Another owner, Bill Heinecke, chairman and CEO of The Minor Group, picked Anbang. Contacted by email for his views, Heinecke said: “This is an interesting new dilemma and the final result will see Starwood forging one of two very different paths.

“I feel that the union of Marriott and Starwood will lead to the homogenisation of two great brands and I don’t think this benefits anyone. The brands’ and guest experience will be streamlined, a restructuring will occur and jobs will be lost, common operating platforms and standards will be used, all resulting in a diminished offering to guests and owners alike,” said Heinecke.

He added: “Of course this could be beneficial for companies such as Minor Hotel Group as we continue to showcase a diversified guest experience across all our brands. In addition, I think it will ensure a larger pool of talented individuals who are looking to work for a dynamic and energetic company…such as Minor Hotels.

“If Starwood is acquired by Anbang, I feel that the hotel company will continue to operate with a high level of autonomy through the appointment of a seasoned hotel professional overseeing Starwood whilst representing the owning companies interests. On many occasions we have seen Chinese companies acquiring international brands and overall it has not been ‘business as usual’ but more dynamic leadership.”

Minor has in its portfolio The St Regis Bangkok, JW Marriott Phuket Resort & Spa and Marriott Pattaya Resort & Spa.


Hecker: “Which consumer is asking for a bigger hotel company?”

Robert Hecker, managing director-Pacific Asia at Horwath HTL, preferred an Anwood deal. “I guess I’d like to see Anbang because then at least Starwood will still be separate from another hotel company and its brands would be separate. There will still be some dynamism in the market, one more competition out there. Which consumer is asking for a bigger hotel company?”

When news of Marwood first broke, Hecker told TTG Asia e-Daily then: “I was figuring one of the Chinese contenders would make the best offer. The industry didn’t really need a new ‘largest’ hotel company like this, whereas Starwood seemed a perfect way for a new owner to enter the global hotel market.”

Sympathies also went to employees of both hotel chains, particularly Starwood, for having to go through so much uncertainties.

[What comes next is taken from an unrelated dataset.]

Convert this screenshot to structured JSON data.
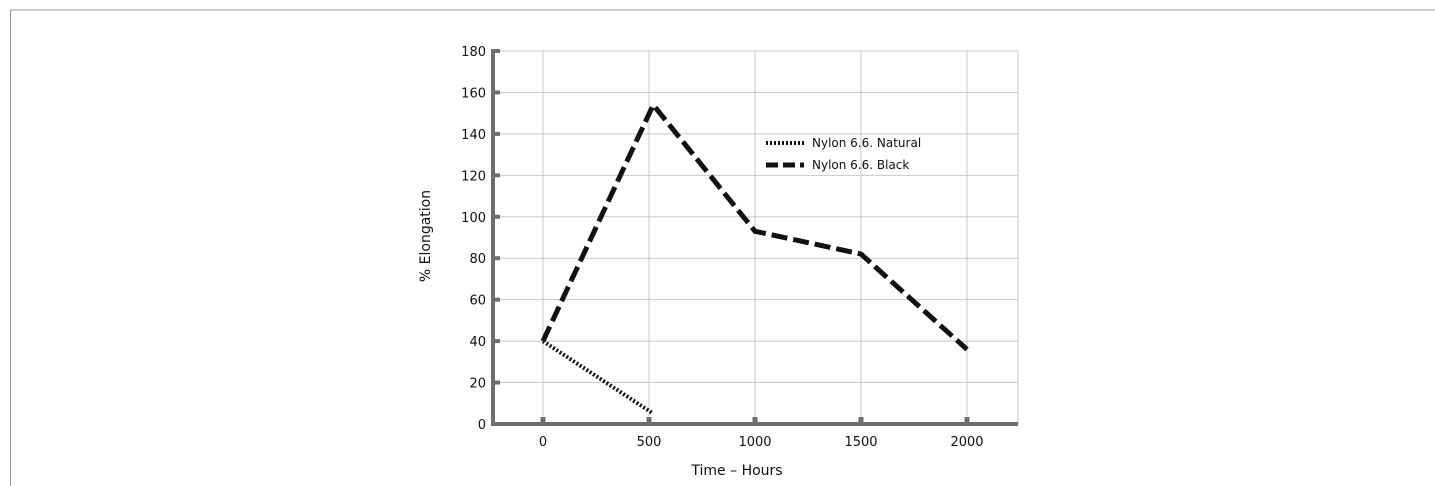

A partner at Withersworldwide, Robert Williams, said: “I’ve friends at both as they are both clients. Was just swopping text with one of them and he said it’s just ‘nutty’. With these M&As, literally on day two, people look at the organisation charts and say, that’s me, I don’t have a job. After all the driver for Marwood is massive reduction in overheads.

“If you ask a Starwood employee who he prefers, he might say I prefer Anbang, as there is still a need for me. If you ask Starwood owners, they might say we’re not sure about Marwood, the brand overlaps are massive, and especially in cities with neighbouring properties, owners are likely to prefer an Anbang outcome, but then worry about Chinese integration in what is a big US group.”

Eric Levy, managing director, Tourism Solutions International, said: “I don’t really care, but emotionally, if Anbang buys Starwood, then Starwood lives, the famous SPG (loyalty programme) lives and the integrity of the brands continues.

“Certainly for my friends in top positions in Starwood, their future will be less uncertain.”